= Elizabeth Cornwall Tilley =

American astronomer

Elizabeth Roberts Cornwall Tilley (1914–1996) was an American astronomer known for her spectrographic study of the multiple star system 59 Serpentis. She earned her Ph.D. in astronomy from the University of Michigan in 1943. Her doctoral thesis, "A Spectrographic Study of the Triple System in 59 d Serpentis," was supervised by astronomer Dean Benjamin McLaughlin and became a foundational work in understanding this complex stellar system and continues to be cited in astronomical research.

== Education and personal life ==
Elizabeth Roberts Cornwall was born in New Haven, Connecticut, in 1914 to Mr. and Mrs. Charles E. Cornwall. She attended Vassar College, graduating in 1935, where she was elected to the academic honor society Phi Beta Kappa. She then pursued graduate studies, earning a Master of Arts degree from Wellesley College in 1939.

In March 1942, while she was a graduate student in the Astronomy Department at the University of Michigan, her engagement to Thomas Clark Tilley was announced. Thomas Tilley, a graduate of Yale University, was studying at the University of Michigan Law School at the time.

== Doctoral research on 59 d Serpentis ==
Tilley's doctoral research focused on 59 d Serpentis, a star that appears single to the naked eye but is a quadruple star system.
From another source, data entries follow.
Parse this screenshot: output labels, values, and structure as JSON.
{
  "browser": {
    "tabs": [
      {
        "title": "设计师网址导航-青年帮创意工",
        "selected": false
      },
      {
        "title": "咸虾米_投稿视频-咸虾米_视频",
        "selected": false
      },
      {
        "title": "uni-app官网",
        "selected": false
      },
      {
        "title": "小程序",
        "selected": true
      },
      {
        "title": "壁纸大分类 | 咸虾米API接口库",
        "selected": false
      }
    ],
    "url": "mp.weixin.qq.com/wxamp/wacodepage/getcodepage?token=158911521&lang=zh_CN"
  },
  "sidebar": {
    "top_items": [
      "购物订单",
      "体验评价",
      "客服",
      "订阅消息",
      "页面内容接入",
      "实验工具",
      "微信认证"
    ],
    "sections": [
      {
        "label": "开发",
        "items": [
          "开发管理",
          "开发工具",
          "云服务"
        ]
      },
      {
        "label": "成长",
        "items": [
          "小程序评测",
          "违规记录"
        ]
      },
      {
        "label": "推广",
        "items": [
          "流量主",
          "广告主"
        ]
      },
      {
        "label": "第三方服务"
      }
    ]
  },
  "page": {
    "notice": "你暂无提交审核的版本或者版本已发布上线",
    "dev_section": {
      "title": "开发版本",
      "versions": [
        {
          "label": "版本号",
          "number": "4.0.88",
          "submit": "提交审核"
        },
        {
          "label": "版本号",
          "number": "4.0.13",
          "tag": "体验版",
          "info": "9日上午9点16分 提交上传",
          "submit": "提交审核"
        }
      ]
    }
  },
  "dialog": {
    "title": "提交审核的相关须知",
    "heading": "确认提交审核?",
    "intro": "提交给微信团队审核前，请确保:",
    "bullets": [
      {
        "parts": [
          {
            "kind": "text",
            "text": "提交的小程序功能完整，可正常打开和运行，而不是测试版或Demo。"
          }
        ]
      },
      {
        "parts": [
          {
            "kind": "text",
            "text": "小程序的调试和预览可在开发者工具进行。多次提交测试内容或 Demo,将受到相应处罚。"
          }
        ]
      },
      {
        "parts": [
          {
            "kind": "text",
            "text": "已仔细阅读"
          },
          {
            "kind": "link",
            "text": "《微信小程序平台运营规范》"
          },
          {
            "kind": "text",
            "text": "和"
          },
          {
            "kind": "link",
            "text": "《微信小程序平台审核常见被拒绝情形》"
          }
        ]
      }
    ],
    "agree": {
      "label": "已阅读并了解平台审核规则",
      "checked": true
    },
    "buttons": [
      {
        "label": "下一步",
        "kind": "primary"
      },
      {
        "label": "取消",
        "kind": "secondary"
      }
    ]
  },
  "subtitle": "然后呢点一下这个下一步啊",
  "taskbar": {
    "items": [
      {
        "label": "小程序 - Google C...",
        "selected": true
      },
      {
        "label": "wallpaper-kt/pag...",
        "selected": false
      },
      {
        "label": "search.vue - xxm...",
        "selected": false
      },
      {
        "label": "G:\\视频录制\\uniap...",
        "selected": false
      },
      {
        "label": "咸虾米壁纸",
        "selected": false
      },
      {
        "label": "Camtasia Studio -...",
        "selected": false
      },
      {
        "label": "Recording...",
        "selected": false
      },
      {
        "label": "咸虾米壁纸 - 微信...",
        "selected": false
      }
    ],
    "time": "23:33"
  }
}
The system's primary component is itself a spectroscopic triple system, a rare configuration that made it a subject of significant interest.

This primary component consists of a cooler, large G-type giant star and a close binary pair of hot, white A-type main-sequence stars. Tilley's investigation was the first to determine the detailed orbital elements for this triple system. Her research built upon the 1938 independent discovery by her advisor, Dean B. McLaughlin, and French astronomer R. Tremblot, who first identified three distinct spectra, confirming the system's triple nature.

To conduct her analysis, Tilley utilized spectrograms taken at several major observatories between 1938 and 1942, including the University of Michigan Observatory, Mount Wilson Observatory, and Yerkes Observatory. Her 1943 paper, published in The Astrophysical Journal, detailed her findings:
- The G-type giant and the A-type binary pair orbit their common center of mass every 386 days.
- The two A-type "white twins" orbit each other every 1.85 days.
- The paper provided detailed calculations for the orbits, masses, radii, and inclinations of the stars in the system, concluding that eclipses were unlikely.

Tilley's findings were presented at a meeting of the American Astronomical Society in Cambridge, Massachusetts, in May 1943 and were reported on in The New York Times. The report highlighted that 59 d Serpentis was one of only a few known cases where three spectra were visible from a star system and the only one at the time for which the system's details had been fully determined.

== Later career and legacy ==
Elizabeth Cornwall Tilley received her Ph.D. from the University of Michigan in 1943. Her 1943 publication, "A Spectrographic Study of the Triple System in 59 d Serpentis," remains a key reference for the 59 Serpentis system.

According to a 1954 National Register of Scientific and Technical Personnel compiled by the American Institute of Physics, Tilley reported her professional status as "retired" by November 1954.